Abstract: This paper develops and estimates an endogenous growth model to evaluate the welfare and fiscal implications of Patent Box (PB) regimes. Firms are heterogeneous in human capital and invest in experimental R&D — generating radical innovations — and applied R&D — producing incremental productivity gains. Technologies depreciate and are continuously traded through patent licensing, akin to vintage capital. We solve the model numerically via an Upwind Finite Difference Scheme with an endogenously updated transition matrix, ensuring stable convergence under firm heterogeneity and state-dependent policy choices. We uncover a fundamental exploration-exploitation trade-off: the PB fosters frontier innovation by raising after-tax returns to patent sales and stimulating experimental R&D investment, while simultaneously reducing applied R&D investment, thereby hindering productivity gains from the improvement of existing technologies. Estimating the model on Canadian firm-level data (SIBS 2017–2019), we find that the patent box generates a net welfare gain equivalent to a permanent 2.3% increase in consumption, with each unit of fiscal cost yielding nearly two units of aggregate welfare gain.

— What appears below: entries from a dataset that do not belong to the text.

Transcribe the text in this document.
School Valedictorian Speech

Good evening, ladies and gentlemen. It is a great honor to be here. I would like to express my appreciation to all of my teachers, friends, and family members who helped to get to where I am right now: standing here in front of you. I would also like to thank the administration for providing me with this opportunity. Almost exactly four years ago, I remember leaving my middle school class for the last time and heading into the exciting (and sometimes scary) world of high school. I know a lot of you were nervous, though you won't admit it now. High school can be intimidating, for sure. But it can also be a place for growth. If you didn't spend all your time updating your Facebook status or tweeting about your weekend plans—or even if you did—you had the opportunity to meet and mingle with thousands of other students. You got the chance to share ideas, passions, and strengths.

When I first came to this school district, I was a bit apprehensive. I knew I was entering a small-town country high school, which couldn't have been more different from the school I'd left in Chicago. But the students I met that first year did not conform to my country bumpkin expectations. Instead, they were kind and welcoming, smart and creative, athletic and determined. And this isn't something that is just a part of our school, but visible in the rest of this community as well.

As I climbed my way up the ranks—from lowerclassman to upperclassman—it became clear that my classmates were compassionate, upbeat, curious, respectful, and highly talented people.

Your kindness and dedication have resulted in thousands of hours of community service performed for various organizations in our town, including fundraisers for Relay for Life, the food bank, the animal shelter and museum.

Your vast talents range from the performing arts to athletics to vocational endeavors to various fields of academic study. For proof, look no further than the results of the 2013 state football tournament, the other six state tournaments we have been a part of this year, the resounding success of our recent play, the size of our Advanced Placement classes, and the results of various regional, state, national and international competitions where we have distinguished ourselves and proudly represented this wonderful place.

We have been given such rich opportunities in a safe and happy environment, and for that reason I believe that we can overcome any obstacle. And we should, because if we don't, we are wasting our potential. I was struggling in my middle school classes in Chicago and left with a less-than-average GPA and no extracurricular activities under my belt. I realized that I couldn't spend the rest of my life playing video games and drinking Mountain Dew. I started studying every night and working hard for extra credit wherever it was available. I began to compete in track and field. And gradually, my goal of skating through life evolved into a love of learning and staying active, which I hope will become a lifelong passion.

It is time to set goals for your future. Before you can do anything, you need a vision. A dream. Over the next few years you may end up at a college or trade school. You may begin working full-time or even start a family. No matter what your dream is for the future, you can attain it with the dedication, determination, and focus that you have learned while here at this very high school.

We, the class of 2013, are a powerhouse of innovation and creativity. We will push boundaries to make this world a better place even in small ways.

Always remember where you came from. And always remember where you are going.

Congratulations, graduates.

Social Welfare Growth Accounting: The Power of Population Growth, Work in progress.
Abstract: We analyze the increase in social welfare - measured in consumption equivalent (CE) units - by separating the contributions of population growth, technology growth and per capita consumption growth in the 10 Canadian provinces. Our social welfare growth accounting reveals that population growth is adjusted by a value-of-life factor, v, that empirically averages around 6.46 across provinces and over time. On average, across provinces, CE welfare growth amounts to 9.67%, with population and technology growth contributing respectively 4.91% and 3.04% while consumption growth contributes 1.72%. We conduct several robustness analysis including considering within-province heterogeneity and consumption inequality. Because the population growth is scaled up by a value-of-life factor, one percent increase in population growth generate v percent increase in CE welfare growth. This basically makes population growth the predominant factor to CE welfare growth. Finally, we examined the elements that impact the value-of-life factor and we found that it increases with personal income and inflows migration while decreasing with mortality and outflows migration.
Experimental and applied R&D investment under liquidity constraints, JMP.
Abstract: How should governments design R&D support policies when firms differ in financial capacity and research orientation? Motivated by reduced-form evidence from Canadian firm-level data (SIBS, 2017-2019), we build a structural model of firm innovation to uncover the mechanisms driving the differential effects of tax credits and direct subsidies. Solved numerically via an Upwind Finite Difference Scheme with an endogenously updated transition matrix, the model reveals that tax credits induce stronger allocative distortions than subsidies, systematically shifting financially constrained firms away from applied R&D and toward experimental R&D. Although subsidies support both research types more symmetrically and generate larger absolute welfare gains (+23.50% versus +21.24%), tax credits prove more fiscally efficient at lower fiscal cost (0.37% versus 0.42% of GDP). The optimal policy thus hinges on whether policymakers prioritize aggregate welfare or fiscal efficiency. This trade-off implies direct implications for economies facing binding financial frictions and limited fiscal space, precisely the conditions that characterize most emerging markets.
Efficacité des politiques de soutien aux entreprises pour la recherche et développement, With Martin, J., Mayneris, F., & Mohnen, P., Working paper.